With 2 runners on that both singled off of fastballs, the AL BA leader (.366) Paul Konerko came to the plate. On a 3-1 count, Konerko was doing what most players have been doing on Motte all year, sitting dead red. Instead of giving him the heat, Motte threw a cutter that caught the outside corner, Konerko tried to pull it, and the Cards get the 5-4-3 DP to end the game.
In the 15 pitches Motte threw last night, 11 were fastballs, with 3 cutters and 1 changeup. I think we can call this progress. Maybe it took Bernie Miklasz to finally go off on a rant about Motte and his fastball the other day. Whatever his reasons are for deciding to use his cutter again, I hope they’re here to stay.

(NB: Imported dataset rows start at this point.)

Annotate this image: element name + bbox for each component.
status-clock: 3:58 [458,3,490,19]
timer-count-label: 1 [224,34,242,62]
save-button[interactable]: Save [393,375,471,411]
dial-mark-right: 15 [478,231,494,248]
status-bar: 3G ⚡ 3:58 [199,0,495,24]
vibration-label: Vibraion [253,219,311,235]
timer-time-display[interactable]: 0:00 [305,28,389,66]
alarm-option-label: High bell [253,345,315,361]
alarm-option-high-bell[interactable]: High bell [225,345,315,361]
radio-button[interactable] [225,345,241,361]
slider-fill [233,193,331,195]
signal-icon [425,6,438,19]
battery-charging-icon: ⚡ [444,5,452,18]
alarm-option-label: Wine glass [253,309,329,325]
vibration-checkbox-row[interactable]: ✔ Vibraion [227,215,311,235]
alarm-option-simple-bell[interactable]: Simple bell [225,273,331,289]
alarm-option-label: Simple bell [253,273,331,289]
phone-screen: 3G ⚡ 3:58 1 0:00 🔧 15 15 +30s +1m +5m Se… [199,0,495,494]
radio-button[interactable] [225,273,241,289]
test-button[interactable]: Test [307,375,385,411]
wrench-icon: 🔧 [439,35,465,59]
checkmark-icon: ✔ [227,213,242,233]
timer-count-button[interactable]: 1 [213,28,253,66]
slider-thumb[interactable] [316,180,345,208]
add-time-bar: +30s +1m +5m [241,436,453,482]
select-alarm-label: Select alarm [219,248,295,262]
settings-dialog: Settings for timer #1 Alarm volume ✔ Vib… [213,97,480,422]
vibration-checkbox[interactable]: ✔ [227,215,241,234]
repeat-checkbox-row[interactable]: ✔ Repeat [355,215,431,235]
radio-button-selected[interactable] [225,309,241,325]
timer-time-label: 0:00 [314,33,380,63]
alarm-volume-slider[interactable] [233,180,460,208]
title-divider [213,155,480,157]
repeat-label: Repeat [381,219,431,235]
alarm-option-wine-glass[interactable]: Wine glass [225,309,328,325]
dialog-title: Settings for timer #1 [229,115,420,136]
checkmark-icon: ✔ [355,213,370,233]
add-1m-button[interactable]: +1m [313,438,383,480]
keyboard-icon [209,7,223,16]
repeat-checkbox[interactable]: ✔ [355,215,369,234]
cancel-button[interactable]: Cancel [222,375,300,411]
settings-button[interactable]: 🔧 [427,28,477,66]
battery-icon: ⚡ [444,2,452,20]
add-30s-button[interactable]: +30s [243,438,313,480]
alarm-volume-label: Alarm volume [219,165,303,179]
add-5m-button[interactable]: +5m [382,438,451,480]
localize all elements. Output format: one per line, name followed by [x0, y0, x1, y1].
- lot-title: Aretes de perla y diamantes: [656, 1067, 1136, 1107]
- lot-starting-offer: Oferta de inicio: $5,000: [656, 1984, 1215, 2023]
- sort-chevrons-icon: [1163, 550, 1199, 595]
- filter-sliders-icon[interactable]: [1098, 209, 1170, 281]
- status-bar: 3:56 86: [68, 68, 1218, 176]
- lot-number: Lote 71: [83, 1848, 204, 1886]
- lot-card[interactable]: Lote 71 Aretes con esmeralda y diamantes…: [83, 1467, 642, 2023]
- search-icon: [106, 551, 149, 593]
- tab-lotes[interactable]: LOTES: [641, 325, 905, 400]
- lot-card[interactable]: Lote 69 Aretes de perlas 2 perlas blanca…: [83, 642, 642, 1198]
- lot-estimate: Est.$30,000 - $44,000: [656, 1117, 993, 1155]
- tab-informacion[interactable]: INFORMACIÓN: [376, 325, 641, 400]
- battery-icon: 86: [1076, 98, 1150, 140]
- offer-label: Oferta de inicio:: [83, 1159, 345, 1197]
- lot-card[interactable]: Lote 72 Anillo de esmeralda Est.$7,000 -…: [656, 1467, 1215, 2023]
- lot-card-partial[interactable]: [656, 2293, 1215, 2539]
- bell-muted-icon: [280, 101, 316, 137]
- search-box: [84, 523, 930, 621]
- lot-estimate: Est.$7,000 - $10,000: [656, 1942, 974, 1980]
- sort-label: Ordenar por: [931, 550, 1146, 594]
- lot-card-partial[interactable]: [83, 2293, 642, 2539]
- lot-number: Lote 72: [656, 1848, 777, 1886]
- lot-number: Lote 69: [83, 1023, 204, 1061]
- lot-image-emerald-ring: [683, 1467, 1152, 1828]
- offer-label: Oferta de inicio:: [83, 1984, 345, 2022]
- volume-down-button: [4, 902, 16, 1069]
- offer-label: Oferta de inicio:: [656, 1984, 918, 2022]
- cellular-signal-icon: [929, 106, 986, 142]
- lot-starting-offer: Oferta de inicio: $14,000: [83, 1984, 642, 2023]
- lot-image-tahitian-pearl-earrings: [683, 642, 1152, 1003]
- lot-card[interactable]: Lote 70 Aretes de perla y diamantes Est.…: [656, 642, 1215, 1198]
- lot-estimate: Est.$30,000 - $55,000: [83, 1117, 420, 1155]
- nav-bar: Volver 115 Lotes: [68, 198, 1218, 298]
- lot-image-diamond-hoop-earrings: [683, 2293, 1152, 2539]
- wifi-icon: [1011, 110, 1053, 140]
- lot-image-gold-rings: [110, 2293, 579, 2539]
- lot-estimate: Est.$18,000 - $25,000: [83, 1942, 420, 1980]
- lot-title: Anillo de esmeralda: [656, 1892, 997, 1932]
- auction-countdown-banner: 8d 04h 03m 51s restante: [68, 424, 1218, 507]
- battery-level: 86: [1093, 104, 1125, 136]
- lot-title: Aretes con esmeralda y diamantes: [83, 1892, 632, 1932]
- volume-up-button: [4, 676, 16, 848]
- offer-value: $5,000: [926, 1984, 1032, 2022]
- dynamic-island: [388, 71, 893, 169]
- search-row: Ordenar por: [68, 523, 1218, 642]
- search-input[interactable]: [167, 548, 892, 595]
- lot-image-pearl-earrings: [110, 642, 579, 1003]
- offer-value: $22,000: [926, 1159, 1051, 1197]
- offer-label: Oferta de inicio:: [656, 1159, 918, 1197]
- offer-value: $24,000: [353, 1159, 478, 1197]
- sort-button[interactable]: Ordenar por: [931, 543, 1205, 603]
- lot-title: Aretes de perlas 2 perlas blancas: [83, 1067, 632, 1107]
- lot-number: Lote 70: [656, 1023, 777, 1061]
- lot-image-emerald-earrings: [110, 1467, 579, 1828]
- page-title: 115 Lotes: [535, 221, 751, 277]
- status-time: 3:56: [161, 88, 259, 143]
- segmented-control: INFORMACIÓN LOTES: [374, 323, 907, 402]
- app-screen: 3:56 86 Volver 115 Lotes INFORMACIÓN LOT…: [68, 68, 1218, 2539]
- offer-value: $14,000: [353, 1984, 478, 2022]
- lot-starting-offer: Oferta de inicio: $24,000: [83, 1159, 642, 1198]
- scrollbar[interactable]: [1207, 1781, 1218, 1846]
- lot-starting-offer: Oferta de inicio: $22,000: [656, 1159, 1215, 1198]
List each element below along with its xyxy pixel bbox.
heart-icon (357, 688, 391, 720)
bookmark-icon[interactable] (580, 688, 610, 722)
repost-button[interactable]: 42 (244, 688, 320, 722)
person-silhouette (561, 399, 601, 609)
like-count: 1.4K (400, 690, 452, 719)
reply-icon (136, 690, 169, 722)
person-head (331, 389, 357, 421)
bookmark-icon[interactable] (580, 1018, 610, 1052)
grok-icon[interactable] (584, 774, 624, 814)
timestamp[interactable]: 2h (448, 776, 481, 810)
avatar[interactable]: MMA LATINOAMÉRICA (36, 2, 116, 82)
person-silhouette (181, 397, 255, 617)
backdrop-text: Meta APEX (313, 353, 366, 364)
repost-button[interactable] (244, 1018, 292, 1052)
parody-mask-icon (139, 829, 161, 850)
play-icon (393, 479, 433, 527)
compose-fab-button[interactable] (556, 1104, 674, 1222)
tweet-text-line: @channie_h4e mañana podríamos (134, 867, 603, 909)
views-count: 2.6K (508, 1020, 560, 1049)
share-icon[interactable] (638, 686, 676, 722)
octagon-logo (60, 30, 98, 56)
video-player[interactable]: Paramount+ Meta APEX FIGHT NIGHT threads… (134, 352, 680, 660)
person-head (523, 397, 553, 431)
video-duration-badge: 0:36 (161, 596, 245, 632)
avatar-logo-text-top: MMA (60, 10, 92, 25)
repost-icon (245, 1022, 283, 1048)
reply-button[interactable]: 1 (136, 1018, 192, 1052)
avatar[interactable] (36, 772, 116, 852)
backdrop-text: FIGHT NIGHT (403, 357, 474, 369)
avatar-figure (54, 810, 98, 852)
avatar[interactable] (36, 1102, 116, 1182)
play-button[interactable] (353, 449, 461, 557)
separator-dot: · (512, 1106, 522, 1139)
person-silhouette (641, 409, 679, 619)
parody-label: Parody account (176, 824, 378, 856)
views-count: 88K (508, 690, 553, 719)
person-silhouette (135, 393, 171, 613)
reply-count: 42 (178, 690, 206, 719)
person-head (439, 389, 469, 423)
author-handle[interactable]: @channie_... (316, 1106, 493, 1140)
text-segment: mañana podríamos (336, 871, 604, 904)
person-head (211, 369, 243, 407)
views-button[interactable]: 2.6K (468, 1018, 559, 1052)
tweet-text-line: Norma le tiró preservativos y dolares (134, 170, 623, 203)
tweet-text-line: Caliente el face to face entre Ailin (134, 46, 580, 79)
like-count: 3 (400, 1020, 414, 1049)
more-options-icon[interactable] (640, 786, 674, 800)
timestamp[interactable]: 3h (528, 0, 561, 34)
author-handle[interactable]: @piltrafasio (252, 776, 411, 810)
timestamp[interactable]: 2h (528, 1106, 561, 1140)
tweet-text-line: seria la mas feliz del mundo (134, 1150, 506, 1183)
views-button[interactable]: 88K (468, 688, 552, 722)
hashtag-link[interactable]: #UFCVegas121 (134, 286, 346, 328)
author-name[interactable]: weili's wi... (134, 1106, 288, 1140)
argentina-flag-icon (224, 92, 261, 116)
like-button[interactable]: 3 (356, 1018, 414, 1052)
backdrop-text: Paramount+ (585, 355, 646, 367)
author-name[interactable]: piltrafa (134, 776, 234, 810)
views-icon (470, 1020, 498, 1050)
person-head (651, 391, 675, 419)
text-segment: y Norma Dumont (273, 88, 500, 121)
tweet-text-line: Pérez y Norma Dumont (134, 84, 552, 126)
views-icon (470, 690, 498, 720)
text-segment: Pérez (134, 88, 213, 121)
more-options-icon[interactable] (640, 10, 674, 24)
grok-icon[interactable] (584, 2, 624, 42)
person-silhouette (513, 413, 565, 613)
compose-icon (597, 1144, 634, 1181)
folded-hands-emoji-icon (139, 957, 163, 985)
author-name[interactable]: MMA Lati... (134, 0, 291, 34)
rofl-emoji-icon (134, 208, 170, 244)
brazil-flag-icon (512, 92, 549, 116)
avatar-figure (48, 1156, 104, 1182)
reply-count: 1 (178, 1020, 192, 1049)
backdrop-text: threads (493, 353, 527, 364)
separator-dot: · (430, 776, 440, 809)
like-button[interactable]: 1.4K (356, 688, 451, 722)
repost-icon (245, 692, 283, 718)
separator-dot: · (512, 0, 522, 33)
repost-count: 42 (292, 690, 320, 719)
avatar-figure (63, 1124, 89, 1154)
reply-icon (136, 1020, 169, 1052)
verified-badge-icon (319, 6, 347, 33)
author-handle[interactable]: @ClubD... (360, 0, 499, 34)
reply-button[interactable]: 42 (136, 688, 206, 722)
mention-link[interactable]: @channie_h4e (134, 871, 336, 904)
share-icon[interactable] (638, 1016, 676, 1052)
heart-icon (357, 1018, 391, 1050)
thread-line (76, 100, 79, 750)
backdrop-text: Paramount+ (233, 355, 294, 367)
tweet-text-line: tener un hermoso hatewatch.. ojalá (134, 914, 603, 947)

The final game against the Indians was another example of Motte refusing to use his secondary stuff, at least until it was too late. In a 1-1 game in the 9th, Motte threw 17 straight fastballs, with the 17th being a 3-run HR that gave the Indians the 4-1 win. The final two batters in the top of the 9th were then struck out on a changeup and a cutter.
The opposition will continue to wait on that fastball from Motte that doesn’t have much movement, and often lacks location. Like I said before, I’m still not sold on Motte being the closer. However, if he will start using his cutter more often and quit being so predictable with his pitch selection, he should have enough success to continue in his current role.
Lance Lynn became the second pitcher to get to 10 wins last night, tying R.A. Dickey of the Mets. While wins and losses don’t always tell the whole story, in this case they do. Lynn’s line is something no one would have predicted before he became a starter. In 13 starts over 81 and 2/3 innings, Lynn is 10-2 with a 2.42 ERA, 86 K’s and a 1.09 WHIP. Lynn already has a WAR of 2.3, and is on pace to pass Adam Wainwright’s WAR of 2009 and 2010, when he had a 6.0 and 5.9.
On the subject of Wainwright, it does appear he’s coming around. He shouldn’t have received the loss the other night. If David Freese takes care of the routine DP, it might have been a different outcome. Still, we’ll all take 2 ER’s in 7 IP every time out from AW.
Even at 32-31, the Cards are still only 3 games behind the Reds. At some point, a team is going to separate themselves from the pack with a run. If the Cards can get the offense, starting pitching and bullpen clicking at the same time, they have as good a chance as any team with the talent they have.